With the same charming flavor as The Guernsey Literary and Potato Peel Society, The Chilbury Ladies’ Choir includes romance, adventure, and mystery with a touch of the horrors of war.


With a thrilling tale of espionage in France in World War II, Simon Mawer creates a young James Bond – this time a beautiful bilingual twenty year-old woman in Trapeze.

Marian Sutro, daughter of an Englishman and a French mother, is recruited into spy training by the British – a venture that seems exciting and glamorous to the young woman looking for something to do.  Her facility for language, guns, and intricate coding give her unlikely advantages in her new world of secrets and patriotism.

Mawer includes trademark descriptions of Paris and the surrounding countryside, as well as a few French sayings worth keeping:

“…the back of beyond…”

“…to live happily, live hidden…”

The tale includes heart stopping risks, a mad chase through the streets of Paris, a little romance, and informational tidbits about the Underground network and the creation of the atom bomb.  Like his novel The Glass Room, Trapeze manages to incorporate history into a suspenseful adventure.

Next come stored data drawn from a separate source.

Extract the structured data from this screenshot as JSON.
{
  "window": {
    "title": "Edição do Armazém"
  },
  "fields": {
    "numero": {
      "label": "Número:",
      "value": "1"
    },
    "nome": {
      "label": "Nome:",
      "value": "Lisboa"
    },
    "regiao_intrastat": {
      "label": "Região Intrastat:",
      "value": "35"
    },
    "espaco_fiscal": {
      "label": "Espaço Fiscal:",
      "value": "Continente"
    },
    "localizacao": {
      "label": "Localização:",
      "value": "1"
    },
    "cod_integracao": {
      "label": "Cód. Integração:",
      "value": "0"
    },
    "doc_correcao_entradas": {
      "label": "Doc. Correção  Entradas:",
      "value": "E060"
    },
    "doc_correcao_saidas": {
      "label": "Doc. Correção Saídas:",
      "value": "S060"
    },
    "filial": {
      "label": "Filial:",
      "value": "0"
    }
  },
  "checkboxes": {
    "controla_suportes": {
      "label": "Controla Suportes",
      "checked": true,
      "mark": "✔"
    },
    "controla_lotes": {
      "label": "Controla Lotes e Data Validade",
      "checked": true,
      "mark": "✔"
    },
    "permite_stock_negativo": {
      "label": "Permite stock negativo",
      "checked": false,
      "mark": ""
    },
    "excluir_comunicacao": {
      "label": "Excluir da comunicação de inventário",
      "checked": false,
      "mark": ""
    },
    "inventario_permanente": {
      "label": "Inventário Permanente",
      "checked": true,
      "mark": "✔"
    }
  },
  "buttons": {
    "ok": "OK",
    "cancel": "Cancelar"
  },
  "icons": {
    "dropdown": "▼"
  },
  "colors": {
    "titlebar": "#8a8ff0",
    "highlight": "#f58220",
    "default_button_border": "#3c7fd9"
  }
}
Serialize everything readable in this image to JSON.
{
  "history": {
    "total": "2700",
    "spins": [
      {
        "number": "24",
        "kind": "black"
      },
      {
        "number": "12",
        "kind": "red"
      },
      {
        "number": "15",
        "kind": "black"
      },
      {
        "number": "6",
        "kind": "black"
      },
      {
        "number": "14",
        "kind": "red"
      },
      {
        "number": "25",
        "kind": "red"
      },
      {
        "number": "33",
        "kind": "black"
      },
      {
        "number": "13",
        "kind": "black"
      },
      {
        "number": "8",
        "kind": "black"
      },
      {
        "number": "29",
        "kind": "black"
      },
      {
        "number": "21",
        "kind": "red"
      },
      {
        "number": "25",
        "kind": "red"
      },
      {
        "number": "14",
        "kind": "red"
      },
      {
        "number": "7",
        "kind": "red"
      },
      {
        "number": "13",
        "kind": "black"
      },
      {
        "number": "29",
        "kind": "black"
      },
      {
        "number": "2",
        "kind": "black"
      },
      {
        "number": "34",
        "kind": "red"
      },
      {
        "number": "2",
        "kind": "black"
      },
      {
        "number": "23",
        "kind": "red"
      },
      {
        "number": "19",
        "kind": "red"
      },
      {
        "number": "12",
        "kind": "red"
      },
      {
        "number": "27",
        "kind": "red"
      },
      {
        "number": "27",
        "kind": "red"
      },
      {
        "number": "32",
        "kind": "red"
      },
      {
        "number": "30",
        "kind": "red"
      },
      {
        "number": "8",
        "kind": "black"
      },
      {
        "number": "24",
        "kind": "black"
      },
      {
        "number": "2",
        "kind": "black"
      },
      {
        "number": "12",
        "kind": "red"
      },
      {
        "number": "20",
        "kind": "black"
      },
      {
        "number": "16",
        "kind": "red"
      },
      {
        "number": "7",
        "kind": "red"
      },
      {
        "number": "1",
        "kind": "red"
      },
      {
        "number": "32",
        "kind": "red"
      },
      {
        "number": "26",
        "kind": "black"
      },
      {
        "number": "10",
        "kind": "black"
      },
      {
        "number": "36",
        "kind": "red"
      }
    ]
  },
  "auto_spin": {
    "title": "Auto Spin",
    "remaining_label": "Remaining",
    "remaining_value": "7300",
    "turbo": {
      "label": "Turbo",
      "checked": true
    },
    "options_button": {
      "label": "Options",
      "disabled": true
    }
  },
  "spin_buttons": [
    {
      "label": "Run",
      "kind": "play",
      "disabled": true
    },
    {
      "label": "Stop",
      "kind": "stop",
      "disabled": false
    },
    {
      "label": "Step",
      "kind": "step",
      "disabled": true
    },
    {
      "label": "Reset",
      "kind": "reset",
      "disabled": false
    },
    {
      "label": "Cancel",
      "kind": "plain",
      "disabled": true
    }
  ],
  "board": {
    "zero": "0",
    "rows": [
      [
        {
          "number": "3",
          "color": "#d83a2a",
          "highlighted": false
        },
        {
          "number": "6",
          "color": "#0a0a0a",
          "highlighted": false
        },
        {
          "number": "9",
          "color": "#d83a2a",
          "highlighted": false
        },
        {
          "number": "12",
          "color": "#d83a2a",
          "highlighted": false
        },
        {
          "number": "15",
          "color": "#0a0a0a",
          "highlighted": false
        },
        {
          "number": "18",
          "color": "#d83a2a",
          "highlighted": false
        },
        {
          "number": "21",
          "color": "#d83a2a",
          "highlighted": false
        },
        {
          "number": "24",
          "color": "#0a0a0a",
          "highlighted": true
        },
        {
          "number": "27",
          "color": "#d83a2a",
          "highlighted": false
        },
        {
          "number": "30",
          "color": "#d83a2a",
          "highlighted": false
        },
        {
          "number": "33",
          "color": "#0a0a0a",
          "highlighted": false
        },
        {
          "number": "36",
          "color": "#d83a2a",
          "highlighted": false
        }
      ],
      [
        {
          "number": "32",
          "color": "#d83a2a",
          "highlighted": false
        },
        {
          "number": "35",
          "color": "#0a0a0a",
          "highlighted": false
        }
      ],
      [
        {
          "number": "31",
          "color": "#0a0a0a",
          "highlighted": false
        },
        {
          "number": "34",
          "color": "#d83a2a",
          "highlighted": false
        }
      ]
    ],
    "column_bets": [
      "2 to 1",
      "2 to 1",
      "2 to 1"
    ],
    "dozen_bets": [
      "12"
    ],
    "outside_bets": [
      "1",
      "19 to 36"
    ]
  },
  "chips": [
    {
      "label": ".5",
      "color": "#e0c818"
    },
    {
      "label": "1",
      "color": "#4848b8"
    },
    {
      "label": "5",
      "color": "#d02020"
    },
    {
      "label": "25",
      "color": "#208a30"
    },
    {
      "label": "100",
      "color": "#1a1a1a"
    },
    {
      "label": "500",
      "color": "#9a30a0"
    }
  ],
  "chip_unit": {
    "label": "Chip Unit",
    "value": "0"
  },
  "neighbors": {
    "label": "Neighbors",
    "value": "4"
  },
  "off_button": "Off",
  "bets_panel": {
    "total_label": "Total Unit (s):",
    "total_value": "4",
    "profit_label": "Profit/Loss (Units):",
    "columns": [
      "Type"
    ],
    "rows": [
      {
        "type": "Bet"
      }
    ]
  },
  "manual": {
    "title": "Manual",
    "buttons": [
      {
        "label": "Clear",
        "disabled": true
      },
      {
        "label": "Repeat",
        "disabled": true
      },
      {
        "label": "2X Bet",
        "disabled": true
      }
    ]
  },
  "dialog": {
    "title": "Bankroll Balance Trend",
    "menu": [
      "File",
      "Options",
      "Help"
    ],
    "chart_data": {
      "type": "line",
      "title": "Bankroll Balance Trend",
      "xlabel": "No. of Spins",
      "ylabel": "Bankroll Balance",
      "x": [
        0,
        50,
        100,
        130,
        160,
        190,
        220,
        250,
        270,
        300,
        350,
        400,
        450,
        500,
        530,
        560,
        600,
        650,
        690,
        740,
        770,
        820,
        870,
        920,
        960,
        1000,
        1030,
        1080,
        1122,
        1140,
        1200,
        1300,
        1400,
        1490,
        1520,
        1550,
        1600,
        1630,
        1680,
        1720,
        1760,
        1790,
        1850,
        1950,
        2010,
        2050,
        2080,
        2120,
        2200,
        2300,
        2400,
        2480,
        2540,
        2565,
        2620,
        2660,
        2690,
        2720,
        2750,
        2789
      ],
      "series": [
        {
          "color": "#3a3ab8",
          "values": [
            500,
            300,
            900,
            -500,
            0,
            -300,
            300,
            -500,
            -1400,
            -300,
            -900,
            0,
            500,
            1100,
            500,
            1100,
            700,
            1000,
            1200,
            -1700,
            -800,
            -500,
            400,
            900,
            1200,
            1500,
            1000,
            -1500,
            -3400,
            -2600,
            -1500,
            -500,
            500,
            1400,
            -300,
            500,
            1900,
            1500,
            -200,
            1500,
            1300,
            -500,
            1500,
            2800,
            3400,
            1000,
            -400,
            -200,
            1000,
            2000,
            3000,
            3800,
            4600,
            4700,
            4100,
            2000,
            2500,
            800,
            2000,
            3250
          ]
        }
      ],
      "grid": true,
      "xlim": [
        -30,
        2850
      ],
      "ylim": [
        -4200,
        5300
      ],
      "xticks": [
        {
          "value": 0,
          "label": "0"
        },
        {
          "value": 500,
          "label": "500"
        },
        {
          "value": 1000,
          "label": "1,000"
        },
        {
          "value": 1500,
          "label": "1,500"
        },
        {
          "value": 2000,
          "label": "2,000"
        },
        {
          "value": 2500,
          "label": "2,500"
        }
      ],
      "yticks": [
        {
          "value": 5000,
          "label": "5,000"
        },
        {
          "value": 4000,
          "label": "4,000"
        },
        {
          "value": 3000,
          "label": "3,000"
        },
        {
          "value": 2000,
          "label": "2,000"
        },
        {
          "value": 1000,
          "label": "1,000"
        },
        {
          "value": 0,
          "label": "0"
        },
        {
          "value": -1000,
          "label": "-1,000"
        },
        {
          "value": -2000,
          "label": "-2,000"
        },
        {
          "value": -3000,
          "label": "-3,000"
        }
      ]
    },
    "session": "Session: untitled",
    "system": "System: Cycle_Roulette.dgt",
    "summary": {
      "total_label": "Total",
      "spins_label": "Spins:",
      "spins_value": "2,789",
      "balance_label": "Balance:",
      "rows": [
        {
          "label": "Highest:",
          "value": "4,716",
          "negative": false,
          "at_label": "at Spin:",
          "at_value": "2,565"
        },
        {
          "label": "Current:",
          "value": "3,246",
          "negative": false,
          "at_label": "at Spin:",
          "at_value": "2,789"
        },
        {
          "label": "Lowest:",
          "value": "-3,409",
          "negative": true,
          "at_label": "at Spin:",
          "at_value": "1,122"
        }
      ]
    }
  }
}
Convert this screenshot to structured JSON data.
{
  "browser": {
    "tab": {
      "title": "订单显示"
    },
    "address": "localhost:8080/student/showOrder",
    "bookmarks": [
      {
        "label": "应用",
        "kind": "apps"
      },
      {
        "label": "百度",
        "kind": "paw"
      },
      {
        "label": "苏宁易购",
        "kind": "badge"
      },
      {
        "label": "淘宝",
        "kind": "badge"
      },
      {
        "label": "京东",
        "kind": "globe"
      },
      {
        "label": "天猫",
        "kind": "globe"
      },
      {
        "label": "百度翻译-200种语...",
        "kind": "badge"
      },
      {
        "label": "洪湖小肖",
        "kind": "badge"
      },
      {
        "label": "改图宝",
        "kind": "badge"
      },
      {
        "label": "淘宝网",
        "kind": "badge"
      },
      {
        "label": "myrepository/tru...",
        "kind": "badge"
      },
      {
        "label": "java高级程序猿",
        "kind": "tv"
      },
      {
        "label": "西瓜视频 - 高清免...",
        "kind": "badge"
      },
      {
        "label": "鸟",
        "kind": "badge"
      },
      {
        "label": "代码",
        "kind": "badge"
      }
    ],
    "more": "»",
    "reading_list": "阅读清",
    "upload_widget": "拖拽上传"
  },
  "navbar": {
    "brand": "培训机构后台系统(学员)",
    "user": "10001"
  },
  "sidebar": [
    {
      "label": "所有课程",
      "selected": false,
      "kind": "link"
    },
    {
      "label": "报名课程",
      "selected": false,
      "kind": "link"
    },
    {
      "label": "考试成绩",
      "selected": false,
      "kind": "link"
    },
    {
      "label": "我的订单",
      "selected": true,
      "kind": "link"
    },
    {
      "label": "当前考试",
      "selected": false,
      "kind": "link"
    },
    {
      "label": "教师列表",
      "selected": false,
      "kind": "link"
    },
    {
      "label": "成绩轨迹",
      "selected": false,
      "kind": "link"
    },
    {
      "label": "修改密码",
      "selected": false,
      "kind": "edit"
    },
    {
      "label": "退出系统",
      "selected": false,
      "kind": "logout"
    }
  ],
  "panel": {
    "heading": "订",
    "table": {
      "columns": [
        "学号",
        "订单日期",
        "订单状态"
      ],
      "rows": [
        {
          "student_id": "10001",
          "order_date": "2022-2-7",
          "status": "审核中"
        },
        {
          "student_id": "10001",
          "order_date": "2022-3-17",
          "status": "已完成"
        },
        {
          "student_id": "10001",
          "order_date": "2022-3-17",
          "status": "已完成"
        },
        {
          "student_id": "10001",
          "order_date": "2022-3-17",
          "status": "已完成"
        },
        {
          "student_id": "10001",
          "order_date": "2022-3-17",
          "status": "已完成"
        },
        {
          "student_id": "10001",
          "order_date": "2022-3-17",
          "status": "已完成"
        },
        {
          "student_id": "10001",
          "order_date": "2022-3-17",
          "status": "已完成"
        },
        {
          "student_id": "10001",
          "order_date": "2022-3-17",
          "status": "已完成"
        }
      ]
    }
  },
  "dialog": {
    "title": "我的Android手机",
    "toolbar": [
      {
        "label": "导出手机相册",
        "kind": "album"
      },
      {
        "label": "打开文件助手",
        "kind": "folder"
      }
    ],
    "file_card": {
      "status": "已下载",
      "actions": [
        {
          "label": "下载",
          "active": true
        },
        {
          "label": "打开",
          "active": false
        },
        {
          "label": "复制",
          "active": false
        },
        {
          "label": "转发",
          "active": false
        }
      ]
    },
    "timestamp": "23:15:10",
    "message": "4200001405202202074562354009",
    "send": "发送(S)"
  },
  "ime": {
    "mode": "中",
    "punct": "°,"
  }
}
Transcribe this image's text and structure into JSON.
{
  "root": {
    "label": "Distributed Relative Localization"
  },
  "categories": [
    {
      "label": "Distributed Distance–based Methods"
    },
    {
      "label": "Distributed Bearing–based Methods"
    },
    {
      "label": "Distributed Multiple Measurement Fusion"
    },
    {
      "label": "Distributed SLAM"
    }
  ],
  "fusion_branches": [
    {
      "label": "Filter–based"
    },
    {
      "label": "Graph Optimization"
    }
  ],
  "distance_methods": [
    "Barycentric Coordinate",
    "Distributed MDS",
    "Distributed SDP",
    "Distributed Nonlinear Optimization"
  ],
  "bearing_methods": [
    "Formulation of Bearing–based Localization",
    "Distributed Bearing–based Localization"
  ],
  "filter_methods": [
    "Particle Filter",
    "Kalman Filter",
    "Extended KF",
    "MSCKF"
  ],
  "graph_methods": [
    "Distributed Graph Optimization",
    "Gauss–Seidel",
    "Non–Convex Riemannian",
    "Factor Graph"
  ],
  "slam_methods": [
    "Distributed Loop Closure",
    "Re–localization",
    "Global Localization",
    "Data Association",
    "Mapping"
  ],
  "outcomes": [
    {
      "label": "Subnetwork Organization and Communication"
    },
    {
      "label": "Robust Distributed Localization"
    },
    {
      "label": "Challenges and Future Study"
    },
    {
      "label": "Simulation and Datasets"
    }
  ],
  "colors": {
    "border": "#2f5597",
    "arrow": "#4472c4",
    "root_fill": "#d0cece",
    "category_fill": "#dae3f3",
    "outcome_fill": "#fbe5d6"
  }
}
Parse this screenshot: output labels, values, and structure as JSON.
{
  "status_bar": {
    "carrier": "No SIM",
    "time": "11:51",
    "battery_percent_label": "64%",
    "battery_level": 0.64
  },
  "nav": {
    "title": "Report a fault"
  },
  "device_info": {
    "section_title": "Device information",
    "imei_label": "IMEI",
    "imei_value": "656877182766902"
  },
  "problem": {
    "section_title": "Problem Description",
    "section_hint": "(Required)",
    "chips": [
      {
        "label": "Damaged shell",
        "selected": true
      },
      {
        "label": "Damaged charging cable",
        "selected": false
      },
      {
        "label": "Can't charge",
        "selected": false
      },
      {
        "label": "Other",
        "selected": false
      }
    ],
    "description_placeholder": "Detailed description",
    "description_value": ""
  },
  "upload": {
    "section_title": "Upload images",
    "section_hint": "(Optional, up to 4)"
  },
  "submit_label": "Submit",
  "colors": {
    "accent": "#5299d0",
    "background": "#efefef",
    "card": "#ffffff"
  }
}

Related Review:   The Glass Room

22 Britannia Road

A six year separation for newlyweds is an eternity.  The terrors of war may be too much to overcome.  Amanda Hodgkinson’s 22 Britannia Road is the new English address for Polish war survivors Janusz, the returned soldier, and Silvana, the wife who spent the years trying to survive by hiding in the forest with a young son.

As they try to renew their life together in a new country, the memories and horrors of their years apart intrude.  Janusz keeps secret letters from Hélène, his French lover, and Silvana has her own secret that she fears to reveal.  Aurek, their son, slowly becomes the most resilient promise for the family’s survival as he changes from the feral “foundling from the forest” into a civilized life reunited with his father – complete with a treehouse in the backyard, an English garden, and a school friend.  But he too is haunted by “…the things he has seen…he doesn’t want to think about them…”

Hodgkinson bases the story at the English address, but slowly weaves in the missing six years for both Janusz and Silvana, telling enough of their wartime trauma to justify their anxieties, but leaving some unsaid so that you want to keep reading to discover the atrocities you suspect.  When Janusz tells his story, his soldier’s life is cast as a contrast to Silvana’s strength through her constant terror.

“…the day Janusz left her in Warsaw was the day one life ended and another began…

Neither is the person they were when Janusz married the pregnant Silvana, and you will keep reading to see if any part of that relationship is salvageable.  Janusz works hard to become foreman at the factory, and hopes to have another child.  Silvana, numb from her years trying to survive, does her best to bake currant buns and create a family life for her son, until she discovers Hélènes letters.

Tony, a resourceful Italian widower who owns a pet store and dabbles in the black market – his young son Peter is Aurek’s friend –  silently woos Silvana, eventually leading her to confide in him, and then reveal her awful secret to Janusz.

At this point, the story stops being compelling and becomes melodramatic.  Hodgkinson draws out the denouement so much that the eventual expected ending seems overdue. Despite the overcooked finale, 22 Britannia Road can hold its place with similar recent war stories –  The Postmistress and The Guernsey Literary and Potato Peel Society.   Hodgkinson reveals the harsh realities of survivors who cannot go home again, yet somehow manage to create a life where they will never be entirely comfortable – even if they replace the English garden with Polish birch trees.